Так, письмо Ванды: Юра, в Венеции очень жарко, и я вспомнила римскую жару. Как жаль, что тебя здесь нет…
Славно, я стал непременной принадлежностью жары… где жарко, там и я…
Тебя здесь нет? – перечитал. – Меня нет? Есть, пока ещё есть! И доверимся, Ванда, случаю, – уже улыбался Германтов, радуясь, что всё наперёд продумал-придумал, – если неожиданно с Вандой встретимся, тут же и сделаем из встречи большой-пребольшой сюрприз…
Так, Игорь: Юра, решил написать тебе. Сегодня двенадцатое марта, день рождения Кати, у меня выдалась свободная минута, сижу и смотрю на море.
Как смог забыть, что сегодня день рождения Кати? Закачался в мутных седых волнах наклонный шест с чёрной тряпкою на конце.
Туда-сюда, туда-сюда, с аритмичными припаданиями.
Как смог забыть?
Открыл глаза.
Перед ним слегка колебался живой бирюзовый глянец.
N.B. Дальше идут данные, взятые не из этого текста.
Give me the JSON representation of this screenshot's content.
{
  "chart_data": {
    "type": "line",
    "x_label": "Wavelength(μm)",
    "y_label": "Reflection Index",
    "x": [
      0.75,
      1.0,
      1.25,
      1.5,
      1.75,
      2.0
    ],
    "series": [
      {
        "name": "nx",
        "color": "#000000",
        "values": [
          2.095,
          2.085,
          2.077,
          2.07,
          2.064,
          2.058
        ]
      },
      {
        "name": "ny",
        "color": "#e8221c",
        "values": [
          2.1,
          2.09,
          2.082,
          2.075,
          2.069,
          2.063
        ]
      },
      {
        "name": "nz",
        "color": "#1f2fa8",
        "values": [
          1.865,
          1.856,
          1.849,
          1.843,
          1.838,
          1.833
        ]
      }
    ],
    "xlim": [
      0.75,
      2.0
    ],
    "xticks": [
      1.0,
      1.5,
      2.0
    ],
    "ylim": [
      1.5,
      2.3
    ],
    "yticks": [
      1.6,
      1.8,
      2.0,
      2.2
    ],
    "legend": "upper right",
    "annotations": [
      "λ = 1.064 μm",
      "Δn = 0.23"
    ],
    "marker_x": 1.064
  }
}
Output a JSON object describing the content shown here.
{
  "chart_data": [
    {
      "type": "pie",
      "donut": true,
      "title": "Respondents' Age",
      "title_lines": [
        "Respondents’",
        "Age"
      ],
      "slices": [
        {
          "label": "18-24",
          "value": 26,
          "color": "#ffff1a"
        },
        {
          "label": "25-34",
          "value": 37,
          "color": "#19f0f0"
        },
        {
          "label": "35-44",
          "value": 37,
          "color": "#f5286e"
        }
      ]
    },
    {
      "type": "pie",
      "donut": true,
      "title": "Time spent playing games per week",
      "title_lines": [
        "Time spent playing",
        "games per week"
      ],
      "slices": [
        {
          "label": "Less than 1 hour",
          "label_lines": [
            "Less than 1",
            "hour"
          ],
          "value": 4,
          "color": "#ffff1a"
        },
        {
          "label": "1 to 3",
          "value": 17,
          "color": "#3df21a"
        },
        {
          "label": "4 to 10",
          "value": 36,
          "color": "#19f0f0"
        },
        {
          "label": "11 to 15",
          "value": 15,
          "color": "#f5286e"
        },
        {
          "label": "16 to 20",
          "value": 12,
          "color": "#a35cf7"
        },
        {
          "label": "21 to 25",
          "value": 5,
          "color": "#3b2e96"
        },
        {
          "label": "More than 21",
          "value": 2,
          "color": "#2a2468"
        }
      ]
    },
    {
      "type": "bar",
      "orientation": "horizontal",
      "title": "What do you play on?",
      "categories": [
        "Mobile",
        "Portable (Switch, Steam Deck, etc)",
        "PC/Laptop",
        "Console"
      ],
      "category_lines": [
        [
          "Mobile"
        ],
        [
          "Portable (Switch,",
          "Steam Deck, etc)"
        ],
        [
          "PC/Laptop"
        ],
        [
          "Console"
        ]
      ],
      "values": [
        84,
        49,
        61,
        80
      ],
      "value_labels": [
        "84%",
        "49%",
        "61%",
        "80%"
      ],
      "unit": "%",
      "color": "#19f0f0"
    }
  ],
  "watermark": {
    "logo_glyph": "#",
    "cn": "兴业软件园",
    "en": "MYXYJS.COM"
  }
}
Съёмочная группа «Преступления в Венеции» уже перебазировалась на Джудекку; расставлялись софиты, тянулись какие-то провода.
В полотняных креслицах ждали начала съёмок режиссёр и консультант, комиссар полиции.
Игорь смотрел на одно море, Германтов – на другое, хотя – встрепенулся, словно сделав географическое открытие, – хотя и там, и тут море одно – Средиземное. Хорошо всё же, что Игорь приедет со своей девушкой летом. После окончания книги им можно будет уделить больше времени. Почему-то он мысленно перебрал дни недавнего «карантина», которые обратились в прошлое, – ничего уже не могло быть прекраснее этих мучительных дней? Тень, одолев две ступени, ползла по туфле, вот-вот лицевой фасад Реденторе должен был тронуть скользящий свет, и Германтов машинально посмотрел на часы.